Fixed four-year terms backed by Business Council of Australia
Business Council of Australia chief executive Jennifer Westacott has signalled support for fixed four-year terms.
Business Council of Australia chief executive Jennifer Westacott has signalled support for a highly contentious change to fixed four-year terms in the hope it will give governments more time to advance vital economic reforms.
The proposal for fixed terms has been floated by Bill Shorten, who is challenging the government to work with him on a model that can be successfully carried at a referendum.
Malcolm Turnbull has agreed to discuss the concept with the Opposition Leader at their next meeting. Ms Westacott yesterday said the BCA was “broadly in favour” of fixed four-year terms provided there were “proper safeguards in place”.
“Although governments have undertaken serious economic reform within the constraints of a three-year political cycle, the demands of the 24/7 media cycle appear to be making this harder to achieve,” Ms Westacott said. “I hope longer fixed terms would encourage governments to broaden their horizon and move away from the short-term thinking that is holding our country back.”
NSW Labor senator Doug Cameron yesterday observed the BCA had previously identified so-called “short-termism” as one of the key problems facing the economy. “One of the ways you get away from short-termism is to have a four-year term,” he told Sky News. “And that gives you the capacity to actually push good, long-term policies.”
Opinion within the Liberal Party is split, with one of the key hurdles being how Senate terms will be affected.
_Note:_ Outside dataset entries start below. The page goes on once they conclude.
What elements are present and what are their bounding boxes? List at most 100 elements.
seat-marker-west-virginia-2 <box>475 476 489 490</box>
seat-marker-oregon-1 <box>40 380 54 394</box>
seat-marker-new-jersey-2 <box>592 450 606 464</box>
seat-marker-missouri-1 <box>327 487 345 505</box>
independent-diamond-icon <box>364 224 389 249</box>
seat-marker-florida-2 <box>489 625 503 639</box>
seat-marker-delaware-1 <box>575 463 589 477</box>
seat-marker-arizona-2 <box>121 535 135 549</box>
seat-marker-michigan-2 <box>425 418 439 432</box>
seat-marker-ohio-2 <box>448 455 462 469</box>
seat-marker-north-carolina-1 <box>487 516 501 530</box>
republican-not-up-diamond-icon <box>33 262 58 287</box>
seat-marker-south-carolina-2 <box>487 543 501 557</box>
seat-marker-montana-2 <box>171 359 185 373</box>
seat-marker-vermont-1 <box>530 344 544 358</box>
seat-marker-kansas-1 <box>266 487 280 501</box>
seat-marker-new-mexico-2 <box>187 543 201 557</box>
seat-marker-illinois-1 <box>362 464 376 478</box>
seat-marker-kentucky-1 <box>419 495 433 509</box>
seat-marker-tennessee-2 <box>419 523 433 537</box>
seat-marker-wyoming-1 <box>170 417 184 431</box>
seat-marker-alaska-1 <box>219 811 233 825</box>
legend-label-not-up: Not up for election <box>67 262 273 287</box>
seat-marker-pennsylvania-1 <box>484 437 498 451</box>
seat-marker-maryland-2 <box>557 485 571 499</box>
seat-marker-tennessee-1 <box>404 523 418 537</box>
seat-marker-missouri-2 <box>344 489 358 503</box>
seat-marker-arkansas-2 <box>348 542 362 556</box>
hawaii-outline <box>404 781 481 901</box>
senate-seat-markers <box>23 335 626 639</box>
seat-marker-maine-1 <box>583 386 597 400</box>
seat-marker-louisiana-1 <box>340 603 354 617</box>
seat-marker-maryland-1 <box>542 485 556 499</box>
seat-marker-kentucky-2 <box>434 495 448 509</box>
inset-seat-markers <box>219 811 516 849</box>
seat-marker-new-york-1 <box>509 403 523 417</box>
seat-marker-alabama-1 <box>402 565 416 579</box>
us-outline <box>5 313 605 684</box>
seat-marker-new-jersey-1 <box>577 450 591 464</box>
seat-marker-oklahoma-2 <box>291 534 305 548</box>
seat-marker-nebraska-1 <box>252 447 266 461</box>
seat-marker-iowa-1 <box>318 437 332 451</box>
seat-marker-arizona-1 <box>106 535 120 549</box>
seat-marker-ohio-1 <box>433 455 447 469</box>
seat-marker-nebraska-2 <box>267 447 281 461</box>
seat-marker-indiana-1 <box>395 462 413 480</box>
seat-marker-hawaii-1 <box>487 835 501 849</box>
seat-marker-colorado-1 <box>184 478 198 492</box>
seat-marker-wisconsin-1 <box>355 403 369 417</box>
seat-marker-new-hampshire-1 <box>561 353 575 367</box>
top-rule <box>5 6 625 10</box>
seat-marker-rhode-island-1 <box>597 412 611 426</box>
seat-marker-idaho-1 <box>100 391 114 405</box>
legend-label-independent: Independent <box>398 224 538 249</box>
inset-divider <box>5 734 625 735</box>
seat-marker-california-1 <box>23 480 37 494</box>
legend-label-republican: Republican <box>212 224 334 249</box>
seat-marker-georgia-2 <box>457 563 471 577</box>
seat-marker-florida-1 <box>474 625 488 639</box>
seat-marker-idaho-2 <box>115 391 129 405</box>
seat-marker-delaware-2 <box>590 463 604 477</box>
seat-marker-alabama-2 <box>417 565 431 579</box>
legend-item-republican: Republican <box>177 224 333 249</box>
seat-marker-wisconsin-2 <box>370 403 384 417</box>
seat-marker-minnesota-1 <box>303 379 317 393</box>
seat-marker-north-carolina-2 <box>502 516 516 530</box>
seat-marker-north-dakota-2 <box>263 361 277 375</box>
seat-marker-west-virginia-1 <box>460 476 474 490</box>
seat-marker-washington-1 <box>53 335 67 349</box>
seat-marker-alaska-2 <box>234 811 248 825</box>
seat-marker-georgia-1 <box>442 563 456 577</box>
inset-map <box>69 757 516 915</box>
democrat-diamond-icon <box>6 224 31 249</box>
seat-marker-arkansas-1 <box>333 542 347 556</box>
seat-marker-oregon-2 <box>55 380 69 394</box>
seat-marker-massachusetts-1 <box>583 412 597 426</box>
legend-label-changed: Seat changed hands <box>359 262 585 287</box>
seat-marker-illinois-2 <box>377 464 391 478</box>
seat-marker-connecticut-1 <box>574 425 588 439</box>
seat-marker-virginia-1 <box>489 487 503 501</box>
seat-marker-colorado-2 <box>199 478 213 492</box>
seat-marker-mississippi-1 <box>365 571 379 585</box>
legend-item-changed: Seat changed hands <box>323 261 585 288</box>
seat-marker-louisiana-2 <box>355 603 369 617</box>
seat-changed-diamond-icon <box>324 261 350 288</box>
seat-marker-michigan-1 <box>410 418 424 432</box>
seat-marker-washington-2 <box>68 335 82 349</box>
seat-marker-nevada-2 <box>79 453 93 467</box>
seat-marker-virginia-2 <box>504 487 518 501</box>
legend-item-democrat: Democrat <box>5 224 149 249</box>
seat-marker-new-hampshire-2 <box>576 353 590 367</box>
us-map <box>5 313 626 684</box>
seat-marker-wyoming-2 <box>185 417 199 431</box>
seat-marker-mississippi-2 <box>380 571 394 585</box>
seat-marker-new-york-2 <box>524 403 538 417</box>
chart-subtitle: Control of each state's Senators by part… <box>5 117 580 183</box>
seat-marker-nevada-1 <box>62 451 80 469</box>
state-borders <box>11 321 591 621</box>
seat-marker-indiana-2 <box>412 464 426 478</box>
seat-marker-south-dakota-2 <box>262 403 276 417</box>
Reform advocates have failed to agree on whether to shift to four or eight-year terms.
George Williams, a constitutional law expert at the University of NSW, has backed the case for eight-year Senate terms while Labor’s platform proposes a more radical change to embrace simultaneous fixed four-year terms for the house and Senate.
NSW Liberal David Coleman — one of the key advocates for change — has argued that four-year terms would provide greater certainty for business. He yesterday won the support of his Queensland Coalition colleague Andrew Laming, who told Sky News he was a “massive fan of four-year terms”.
“I’m more interested not in three or four-year terms, but in fixed terms. I think Australians deserve to know when an election date is,” Mr Laming said. “Sure, it helps the incumbent. But my first priority would be a fixed date.”
Tasmanian Liberal senator Eric Abetz said there was no pressing case for change, particularly given the dilemma about the length of Senate terms. “Under our Constitution, four-year House of Representatives terms would, as of necessity, require eight-year Senate terms,” Senator Abetz told Sky News. “I’m not sure that would necessarily be (an) attractive proposition to the Australian people.”
Mr Shorten yesterday continued to heap pressure on the government to support his plan, arguing there was a “real appetite for genuine reform which is bipartisan”. “Just for once in our political lives, why don’t we look at the positives of an idea before we look at the negatives,” Mr Shorten said.